Não era coisa desse mundo |
TOCAIA GRANDE
(Jorge Amado)
Episódio Nº 317
Eis que um vento, abrupt o e abrasador, soprou do oriente, agitou as águas
do rio, cruzou a mata e no centro do descampado, entre o barracão e o armazém
do turco, se estendeu, denso mantel de poeira, e cortou o mundo em duas partes,
a de cima e a de baixo: numa a luz do dia, o calor da vida; na outra as sombras
da noite, o frio da morte.
E em seguida esse mantel de claridade e trevas
separadas já não era remoinho de poeira e sim uma aparição gigantesca e
apavorante.
A parte de baixo imersa na noite, vestida
de farrapos sujos de vômito e soltura, as pernas e os braços presos em
correntes imundas de ferrugem, a parte de cima refulgindo em lume, ateada em
chamas.
A figura completa, com a cabeleira de ouro
puro, o manto de estrelas e a coroa de conchas azuis, só veio a se mostrar mais
adiante, quando o horizonte se vestiu de púrpura e o egum, enfim liberto, nele
mergulhou e partiu para sempre e nunca mais.
Não era coisa desse mundo.
O negro Tição Abduim viu-o surgir do
vazio, espaventoso, crescer no ar, rodopiar no vento, levantar-se numa espiral
que tocava o céu. Encolheu-se no medo, curvou-se no respeito, fechou os olhos
para evitar a cegueira e pronunciou a saudação dos mortos: epa babá!
Mastigando frases em nagô, o egum lhe ordenou
abrir os olhos e se aproximar para ouvir o que ele tinha a lhe dizer.

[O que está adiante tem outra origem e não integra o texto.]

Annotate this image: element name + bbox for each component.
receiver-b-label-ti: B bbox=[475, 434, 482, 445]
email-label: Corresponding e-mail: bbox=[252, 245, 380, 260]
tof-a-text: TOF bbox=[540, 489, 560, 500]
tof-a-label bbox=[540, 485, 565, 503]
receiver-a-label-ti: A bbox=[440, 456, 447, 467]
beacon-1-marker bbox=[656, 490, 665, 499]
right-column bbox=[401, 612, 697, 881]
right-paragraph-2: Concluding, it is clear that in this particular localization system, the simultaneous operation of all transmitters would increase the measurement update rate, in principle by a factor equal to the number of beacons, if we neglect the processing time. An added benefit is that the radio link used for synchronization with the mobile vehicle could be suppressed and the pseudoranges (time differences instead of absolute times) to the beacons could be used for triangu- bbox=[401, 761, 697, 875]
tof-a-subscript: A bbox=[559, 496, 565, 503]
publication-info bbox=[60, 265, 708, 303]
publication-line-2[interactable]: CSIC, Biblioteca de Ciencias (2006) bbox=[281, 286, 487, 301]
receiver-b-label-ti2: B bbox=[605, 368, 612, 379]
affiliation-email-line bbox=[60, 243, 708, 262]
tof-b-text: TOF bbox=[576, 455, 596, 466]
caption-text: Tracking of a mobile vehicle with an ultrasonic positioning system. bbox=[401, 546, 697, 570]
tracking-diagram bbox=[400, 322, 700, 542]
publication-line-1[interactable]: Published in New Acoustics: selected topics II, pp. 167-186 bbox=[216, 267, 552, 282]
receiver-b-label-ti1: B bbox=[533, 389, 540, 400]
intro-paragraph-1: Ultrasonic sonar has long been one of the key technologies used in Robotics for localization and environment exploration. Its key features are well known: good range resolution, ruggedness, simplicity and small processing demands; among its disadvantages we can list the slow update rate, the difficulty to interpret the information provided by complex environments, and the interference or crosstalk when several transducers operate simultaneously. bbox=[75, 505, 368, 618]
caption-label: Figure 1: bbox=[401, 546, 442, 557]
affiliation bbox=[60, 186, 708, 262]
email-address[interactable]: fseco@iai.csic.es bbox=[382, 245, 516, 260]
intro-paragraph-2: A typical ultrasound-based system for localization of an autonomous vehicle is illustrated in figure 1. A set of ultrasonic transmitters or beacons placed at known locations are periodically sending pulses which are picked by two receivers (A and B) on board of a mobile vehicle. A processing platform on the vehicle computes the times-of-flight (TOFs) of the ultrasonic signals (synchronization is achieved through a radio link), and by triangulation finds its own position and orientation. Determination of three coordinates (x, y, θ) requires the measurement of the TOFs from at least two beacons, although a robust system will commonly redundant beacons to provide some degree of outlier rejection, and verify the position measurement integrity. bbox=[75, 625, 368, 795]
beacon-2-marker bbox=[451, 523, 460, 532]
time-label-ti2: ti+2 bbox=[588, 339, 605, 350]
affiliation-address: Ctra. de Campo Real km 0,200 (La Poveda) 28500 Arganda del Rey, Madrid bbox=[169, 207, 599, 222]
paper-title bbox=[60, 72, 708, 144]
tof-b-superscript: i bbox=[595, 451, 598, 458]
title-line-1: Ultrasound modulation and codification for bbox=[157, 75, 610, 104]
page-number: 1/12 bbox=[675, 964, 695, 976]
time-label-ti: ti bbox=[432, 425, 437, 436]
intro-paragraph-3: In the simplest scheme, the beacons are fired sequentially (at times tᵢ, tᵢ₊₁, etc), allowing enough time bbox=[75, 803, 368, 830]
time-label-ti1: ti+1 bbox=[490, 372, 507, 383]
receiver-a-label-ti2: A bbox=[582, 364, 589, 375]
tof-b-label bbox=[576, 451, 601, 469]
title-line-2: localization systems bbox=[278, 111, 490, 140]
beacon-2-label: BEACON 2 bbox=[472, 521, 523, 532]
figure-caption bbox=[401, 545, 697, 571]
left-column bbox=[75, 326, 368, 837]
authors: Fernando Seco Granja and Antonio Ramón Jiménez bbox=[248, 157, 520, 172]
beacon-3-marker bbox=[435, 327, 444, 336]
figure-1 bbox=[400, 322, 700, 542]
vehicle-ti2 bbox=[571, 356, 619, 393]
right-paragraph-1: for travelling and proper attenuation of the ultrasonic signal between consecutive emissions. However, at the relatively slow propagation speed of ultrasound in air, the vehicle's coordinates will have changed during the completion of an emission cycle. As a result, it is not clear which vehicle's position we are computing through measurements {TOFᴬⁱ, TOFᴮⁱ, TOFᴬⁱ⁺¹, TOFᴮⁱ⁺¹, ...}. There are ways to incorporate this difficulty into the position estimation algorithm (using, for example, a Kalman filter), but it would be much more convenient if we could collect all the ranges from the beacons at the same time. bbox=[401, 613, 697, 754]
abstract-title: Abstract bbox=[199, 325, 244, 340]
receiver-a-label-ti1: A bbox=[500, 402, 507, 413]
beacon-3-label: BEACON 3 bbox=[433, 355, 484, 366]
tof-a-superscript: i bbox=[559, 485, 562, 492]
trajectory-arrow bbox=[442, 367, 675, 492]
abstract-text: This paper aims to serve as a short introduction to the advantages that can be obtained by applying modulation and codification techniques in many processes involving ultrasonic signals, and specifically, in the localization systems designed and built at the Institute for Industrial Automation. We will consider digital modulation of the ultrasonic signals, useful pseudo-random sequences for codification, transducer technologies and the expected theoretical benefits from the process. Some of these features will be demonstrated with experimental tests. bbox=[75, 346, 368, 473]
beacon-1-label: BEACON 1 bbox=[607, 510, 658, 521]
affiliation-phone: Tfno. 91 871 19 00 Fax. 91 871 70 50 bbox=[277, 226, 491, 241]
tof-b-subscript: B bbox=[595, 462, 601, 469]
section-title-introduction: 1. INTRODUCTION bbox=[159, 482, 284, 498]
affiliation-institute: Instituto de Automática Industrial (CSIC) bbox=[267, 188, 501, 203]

Fazendo das fraquezas força, o negro andou
em sua direção.
Epifânia de Ogum, ekede apt a a acolher os encantados pois
já cumprira quatorze anos de feita,
poderia tê-lo visto com seus olhos de enxergar e de aperceber mas não estava
ali, sumira casa adentro em busca de Tovo sem que Tição, tomado de surpresa, a impedisse.
Edu, ocupado em limpar com o puxavante os
cascos da égua Imperatriz calçados com ferraduras novas, e o vaqueiro, portador
da montaria por ordem do coronel Robustiano de Araújo, apenas viram, com os
olhos de ver sem enxergar nem perceber, a poeirama levantada pelo inesperado
pé-de-vento, espantaram-se com a altura e a força do redemoinho.
Tição adiantou-se ao encontro do babá,
arrastando os pés: perdera o controle dos próprios movimentos e, à proporção
que se aproximava, sentia crescer um peso no cangote, uma lombeira, um cansaço
como se fosse morrer ali mesmo, naquela hora.
Era o egum de Diva que se manifestava, motivo
imperioso o fizera embarcar no vento de fogo do deserto: vinha do Além para
buscá-lo.
Já era tempo. A cabeça nas brumas da
vertigem, as pernas lhe faltavam.
Com dificuldade conseguiu alcançar um
pedregulho e nele se sentar obedecendo ao mando do babá.